Um dia histórico


12/05/2016

Um dia histórico

O Brasil vive, hoje, um dos mais importantes e decisivos dias de sua história contemporânea. O dia em que foi votada, no Senado Federal, a admissibilidade do processo de impeachment da presidente da República.

Não é ainda uma decisão definitiva.
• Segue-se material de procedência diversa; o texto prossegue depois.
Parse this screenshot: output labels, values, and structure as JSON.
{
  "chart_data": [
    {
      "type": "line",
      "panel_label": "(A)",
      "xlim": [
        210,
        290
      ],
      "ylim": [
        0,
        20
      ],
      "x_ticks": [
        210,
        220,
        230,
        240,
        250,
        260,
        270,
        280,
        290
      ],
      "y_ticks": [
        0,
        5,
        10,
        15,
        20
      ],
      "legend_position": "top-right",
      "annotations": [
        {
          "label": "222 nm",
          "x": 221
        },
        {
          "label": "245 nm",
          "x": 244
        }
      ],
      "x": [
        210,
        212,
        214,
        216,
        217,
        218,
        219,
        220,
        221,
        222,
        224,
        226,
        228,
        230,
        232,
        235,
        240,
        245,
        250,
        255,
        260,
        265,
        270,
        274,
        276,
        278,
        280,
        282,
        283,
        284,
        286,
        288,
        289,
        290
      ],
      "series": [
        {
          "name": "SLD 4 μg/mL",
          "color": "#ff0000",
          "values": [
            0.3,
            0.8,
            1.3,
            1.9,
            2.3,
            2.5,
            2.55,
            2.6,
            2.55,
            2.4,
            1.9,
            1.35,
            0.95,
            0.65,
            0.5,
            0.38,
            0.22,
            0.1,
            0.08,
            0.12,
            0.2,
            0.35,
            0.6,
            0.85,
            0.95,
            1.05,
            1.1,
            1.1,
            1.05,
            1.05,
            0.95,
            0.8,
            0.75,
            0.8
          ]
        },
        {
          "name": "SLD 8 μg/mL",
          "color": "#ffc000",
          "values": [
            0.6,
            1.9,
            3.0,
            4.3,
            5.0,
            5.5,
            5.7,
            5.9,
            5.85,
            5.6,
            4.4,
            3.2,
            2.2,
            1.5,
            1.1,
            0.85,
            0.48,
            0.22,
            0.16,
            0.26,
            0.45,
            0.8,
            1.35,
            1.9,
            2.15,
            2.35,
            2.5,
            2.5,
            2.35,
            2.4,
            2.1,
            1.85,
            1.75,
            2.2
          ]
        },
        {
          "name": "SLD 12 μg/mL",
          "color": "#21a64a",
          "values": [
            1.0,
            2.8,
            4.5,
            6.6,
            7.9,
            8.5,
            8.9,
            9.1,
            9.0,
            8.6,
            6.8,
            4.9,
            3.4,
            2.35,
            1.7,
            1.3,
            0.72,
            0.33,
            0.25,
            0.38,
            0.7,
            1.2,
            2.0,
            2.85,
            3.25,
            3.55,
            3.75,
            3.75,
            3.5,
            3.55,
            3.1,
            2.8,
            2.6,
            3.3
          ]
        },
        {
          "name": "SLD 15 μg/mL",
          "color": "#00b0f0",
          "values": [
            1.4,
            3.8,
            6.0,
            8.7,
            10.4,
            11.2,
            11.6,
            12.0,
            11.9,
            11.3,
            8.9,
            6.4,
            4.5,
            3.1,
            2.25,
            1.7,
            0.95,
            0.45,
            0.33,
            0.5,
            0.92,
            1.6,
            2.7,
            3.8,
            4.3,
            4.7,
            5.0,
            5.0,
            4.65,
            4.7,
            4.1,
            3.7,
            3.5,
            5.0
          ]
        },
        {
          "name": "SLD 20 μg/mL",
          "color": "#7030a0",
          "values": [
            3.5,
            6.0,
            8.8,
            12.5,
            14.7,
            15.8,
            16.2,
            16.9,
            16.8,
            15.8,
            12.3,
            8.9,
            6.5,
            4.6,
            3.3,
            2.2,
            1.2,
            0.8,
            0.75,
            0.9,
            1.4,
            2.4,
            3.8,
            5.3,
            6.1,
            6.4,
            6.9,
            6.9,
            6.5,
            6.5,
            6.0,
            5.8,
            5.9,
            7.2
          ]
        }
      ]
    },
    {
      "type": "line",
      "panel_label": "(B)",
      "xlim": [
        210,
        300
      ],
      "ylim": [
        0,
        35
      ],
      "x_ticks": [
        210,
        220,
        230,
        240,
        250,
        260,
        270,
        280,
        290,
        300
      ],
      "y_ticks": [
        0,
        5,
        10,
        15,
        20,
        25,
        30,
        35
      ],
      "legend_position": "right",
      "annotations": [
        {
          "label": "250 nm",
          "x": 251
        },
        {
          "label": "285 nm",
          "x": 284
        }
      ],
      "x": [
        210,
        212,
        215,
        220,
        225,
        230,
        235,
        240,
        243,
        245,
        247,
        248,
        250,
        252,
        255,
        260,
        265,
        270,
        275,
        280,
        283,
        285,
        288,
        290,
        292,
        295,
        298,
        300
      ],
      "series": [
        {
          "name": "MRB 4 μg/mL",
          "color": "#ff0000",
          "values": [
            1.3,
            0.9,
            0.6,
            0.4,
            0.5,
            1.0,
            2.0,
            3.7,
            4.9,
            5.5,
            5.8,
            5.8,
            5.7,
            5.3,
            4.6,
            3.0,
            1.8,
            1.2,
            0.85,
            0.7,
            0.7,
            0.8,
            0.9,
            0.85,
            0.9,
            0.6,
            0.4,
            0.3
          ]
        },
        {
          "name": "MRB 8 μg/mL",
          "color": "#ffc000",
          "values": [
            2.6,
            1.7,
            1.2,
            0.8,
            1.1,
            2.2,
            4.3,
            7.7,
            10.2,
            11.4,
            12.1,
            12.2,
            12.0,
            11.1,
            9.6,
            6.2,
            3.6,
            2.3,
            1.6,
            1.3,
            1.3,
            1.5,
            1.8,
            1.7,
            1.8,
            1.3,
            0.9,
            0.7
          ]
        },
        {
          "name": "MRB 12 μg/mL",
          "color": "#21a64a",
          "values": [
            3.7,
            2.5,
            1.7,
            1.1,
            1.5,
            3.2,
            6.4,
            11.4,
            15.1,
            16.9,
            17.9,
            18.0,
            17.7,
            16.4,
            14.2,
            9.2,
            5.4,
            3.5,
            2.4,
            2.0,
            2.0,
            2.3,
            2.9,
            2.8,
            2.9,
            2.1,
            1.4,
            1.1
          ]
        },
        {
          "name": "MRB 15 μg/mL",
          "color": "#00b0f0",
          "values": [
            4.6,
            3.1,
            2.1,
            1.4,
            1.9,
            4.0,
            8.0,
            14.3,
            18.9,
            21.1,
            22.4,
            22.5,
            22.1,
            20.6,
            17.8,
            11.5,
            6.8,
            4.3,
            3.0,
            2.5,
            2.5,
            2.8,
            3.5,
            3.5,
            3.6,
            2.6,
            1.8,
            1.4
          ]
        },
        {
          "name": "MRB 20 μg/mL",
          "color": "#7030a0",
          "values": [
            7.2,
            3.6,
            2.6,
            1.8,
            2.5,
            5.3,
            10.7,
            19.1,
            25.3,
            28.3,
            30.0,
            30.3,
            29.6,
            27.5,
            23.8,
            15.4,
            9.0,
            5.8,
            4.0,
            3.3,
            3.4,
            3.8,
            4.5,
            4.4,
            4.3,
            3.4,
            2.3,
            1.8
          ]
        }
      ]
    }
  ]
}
Trata-se apenas de uma autorização para que a presidente seja processada no Senado Federal, onde terá direito de defesa e o contraditório assegurados e só ao afinal no mínimo dois terços de seus membros poderá decretar seu afastamento definitivo.

Mas, ainda assim, trata-se de uma decisão que por si já traz impacto profundo sobre o futuro do país, por ter como efeito o afastamento, ainda que provisório, de uma presidente da República em pleno exercício de seu mandato,  e posse do vice-presidente da República no comando da Nação e na Chefia do Estado.

O momento exige profunda reflexão por parte da comunidade nacional.

O fato é que o país vive um ciclo de transição, caracterizado pela saturação das velhas práticas da política, por intensa movimentação social e pela esperança de que as urgentes reformas na feição institucional sejam, finalmente, implantadas.

O país cansou de esperar!

Urge alertar que não há mais espaço para o engodo, para a mistificação, para o descaso com a coisa pública, para a roubalheira que consome as riquezas da Nação.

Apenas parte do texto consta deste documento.